Water puts a damper on rural towns itching to grow
The rural townships of Helensville and Parakai are crying out for growth and more housing, but are being told it won't happen until 2020 at the earliest when their water woes get fixed.
"We offer quality homes and a quality environment," says Dianne Kidd, spokeswoman for a community action group trying to get traction through the Unitary Plan, the new planning rulebook for the city.
Local real estate agent Jane Burmester said three-bedroom homes sold in Helensville for $400,000 to $450,000, but prices were rising because of the lack of new subdivisions and people being attracted to the area's rural and adventure lifestyle close to the city and Albany. The two towns on the northwest outskirts of Auckland with a combined population of about 4000 residents drew up a structure plan in 1998 for an extra 1000 sections, which has been thwarted at every turn.
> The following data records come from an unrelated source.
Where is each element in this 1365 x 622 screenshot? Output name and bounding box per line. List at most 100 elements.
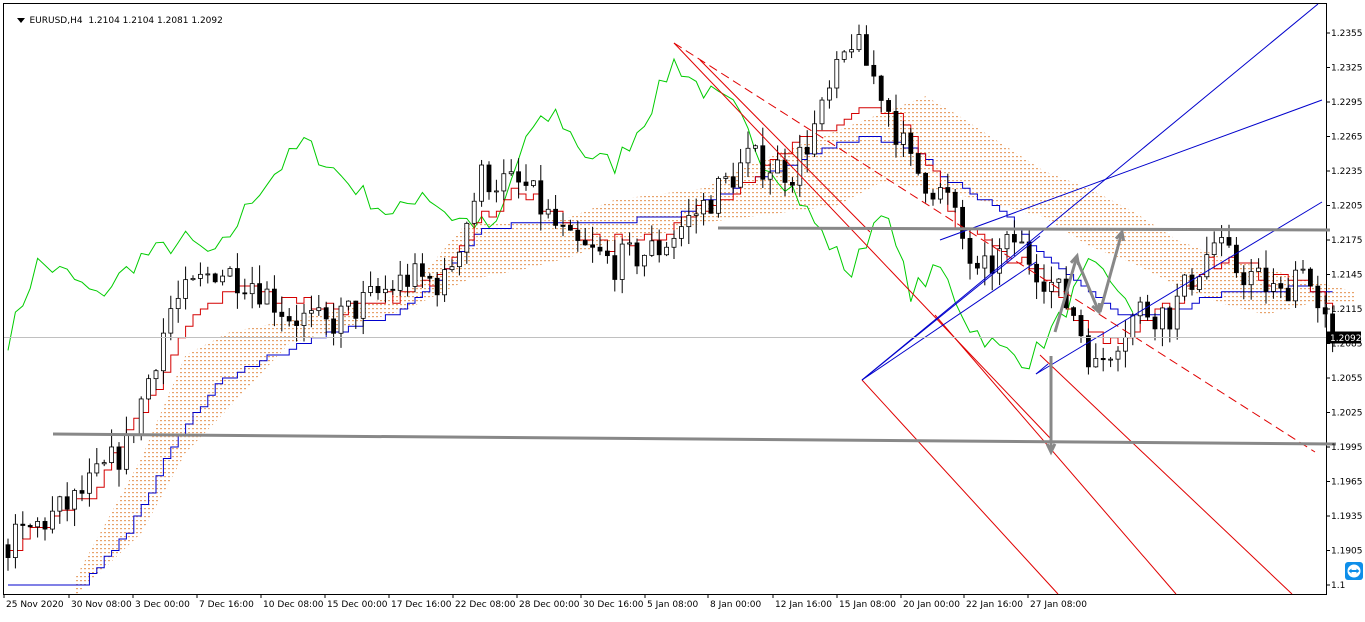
- candle-body: [864, 34, 869, 66]
- teamviewer-icon[interactable]: [1345, 562, 1363, 580]
- candle-body: [545, 208, 551, 215]
- candle-body: [1248, 271, 1254, 286]
- symbol-label: EURUSD,H4: [29, 16, 83, 26]
- x-tick-label: 27 Jan 08:00: [1030, 600, 1087, 610]
- candle-body: [797, 146, 803, 186]
- candle-body: [1137, 301, 1143, 317]
- candle-body: [1019, 241, 1025, 244]
- x-tick-label: 15 Jan 08:00: [839, 600, 896, 610]
- candle-body: [952, 191, 958, 208]
- candle-body: [79, 490, 85, 494]
- candle-body: [975, 262, 980, 269]
- candle-body: [138, 398, 144, 435]
- candle-body: [1100, 358, 1106, 361]
- y-tick-label: 1.1: [1331, 581, 1345, 591]
- candle-body: [523, 181, 529, 186]
- candle-body: [405, 274, 411, 287]
- candle-body: [804, 146, 810, 155]
- candle-body: [1071, 307, 1076, 316]
- x-tick-label: 30 Dec 16:00: [583, 600, 644, 610]
- candle-body: [168, 308, 174, 334]
- candle-body: [20, 523, 26, 526]
- y-tick-label: 1.2205: [1331, 202, 1363, 212]
- candle-body: [597, 246, 603, 252]
- candle-body: [464, 222, 470, 253]
- candle-body: [442, 269, 448, 296]
- candle-body: [175, 297, 181, 310]
- candle-body: [294, 320, 300, 326]
- eurusd-h4-chart[interactable]: 1.2355 1.2325 1.2295 1.2265 1.2235 1.2205 1.21…: [0, 0, 1365, 618]
- candle-body: [1093, 358, 1099, 368]
- x-tick-label: 17 Dec 16:00: [391, 600, 452, 610]
- x-tick-label: 10 Dec 08:00: [263, 600, 324, 610]
- resistance-level: [717, 226, 1331, 232]
- candle-body: [1078, 315, 1084, 337]
- candle-body: [264, 288, 270, 305]
- candle-body: [878, 75, 884, 101]
- candle-body: [1086, 335, 1091, 368]
- candle-body: [612, 255, 618, 280]
- candle-body: [693, 213, 699, 216]
- y-tick-label: 1.2235: [1331, 167, 1363, 177]
- candle-body: [101, 462, 107, 465]
- candle-body: [1041, 281, 1047, 292]
- candle-body: [197, 273, 203, 279]
- y-tick-label: 1.2295: [1331, 98, 1363, 108]
- candle-body: [856, 34, 862, 51]
- candle-body: [812, 123, 817, 155]
- candle-body: [708, 199, 714, 214]
- candle-body: [316, 307, 322, 312]
- x-tick-label: 28 Dec 00:00: [519, 600, 580, 610]
- candle-body: [183, 279, 189, 299]
- candle-body: [205, 273, 211, 276]
- candle-body: [360, 292, 366, 319]
- x-tick-label: 15 Dec 00:00: [327, 600, 388, 610]
- candle-body: [575, 229, 581, 241]
- current-price-label: 1.2092: [1330, 334, 1362, 344]
- candle-body: [790, 181, 795, 186]
- candle-body: [345, 300, 351, 307]
- candle-body: [57, 496, 63, 512]
- candle-body: [960, 206, 965, 239]
- candle-body: [323, 307, 329, 320]
- candle-body: [508, 171, 514, 175]
- candle-body: [627, 242, 632, 245]
- candle-body: [1315, 285, 1321, 309]
- candle-body: [1211, 242, 1217, 256]
- candle-body: [212, 273, 218, 283]
- candle-body: [72, 490, 77, 510]
- candle-body: [841, 51, 847, 60]
- candle-body: [730, 176, 736, 188]
- candle-body: [915, 153, 921, 174]
- candle-body: [849, 49, 854, 53]
- candle-body: [160, 332, 166, 372]
- chart-area[interactable]: 1.2355 1.2325 1.2295 1.2265 1.2235 1.2205 1.21…: [0, 0, 1365, 618]
- candle-body: [94, 463, 100, 474]
- candle-body: [605, 250, 610, 257]
- x-tick-label: 22 Jan 16:00: [966, 600, 1023, 610]
- y-tick-label: 1.1995: [1331, 443, 1363, 453]
- candle-body: [686, 215, 692, 228]
- candle-body: [582, 240, 588, 246]
- candle-body: [375, 286, 381, 294]
- candle-body: [493, 190, 499, 193]
- candle-body: [701, 199, 706, 215]
- candle-body: [390, 288, 396, 291]
- triangle-down-icon[interactable]: [17, 18, 26, 23]
- x-tick-label: 30 Nov 08:00: [71, 600, 132, 610]
- candle-body: [50, 510, 55, 530]
- candle-body: [301, 312, 307, 326]
- candle-body: [886, 100, 891, 112]
- candle-body: [338, 305, 344, 334]
- x-tick-label: 5 Jan 08:00: [647, 600, 699, 610]
- candle-body: [486, 164, 492, 193]
- candle-body: [501, 173, 507, 192]
- candle-body: [908, 132, 914, 154]
- candle-body: [738, 162, 743, 188]
- candle-body: [560, 224, 566, 227]
- candle: [479, 159, 485, 207]
- candle-body: [1012, 234, 1017, 243]
- candle-body: [42, 521, 48, 530]
- candle-body: [745, 147, 751, 164]
- candle-body: [634, 242, 640, 267]
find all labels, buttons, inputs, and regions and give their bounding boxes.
The main handicap has been the capacity of the existing water and wastewater system. Watercare is spending $5 million upgrading the wastewater treatment plant but has no plans to upgrade it for growth until 2020. That is because Mayor Len Brown has provided no funding in his 10-year budget as the council does not see Helensville as a high-growth priority.
"It is completely unacceptable for the draft Unitary Plan to again place this region on the backburner," the community says in feedback on the Unitary Plan. "Our towns have not prospered. Business turnover is high. A large number of businesses both commercial and retail remain empty.
A public meeting attended by more than 300 residents last month called for the rural-urban boundary around Helensville and Parakai to be extended to accommodate more residential growth.
"We're not looking for residential intensification and reduced section sizes. We want to create a sustainable environment and landscape that attracts people and families to live and, if possible, work here," Ms Kidd said.
Watercare Services has told the Helensville community it was often wrongly blamed as the constraint on growth but could only plan as and when determined by the council "otherwise we face a significant infrastructure investment risk".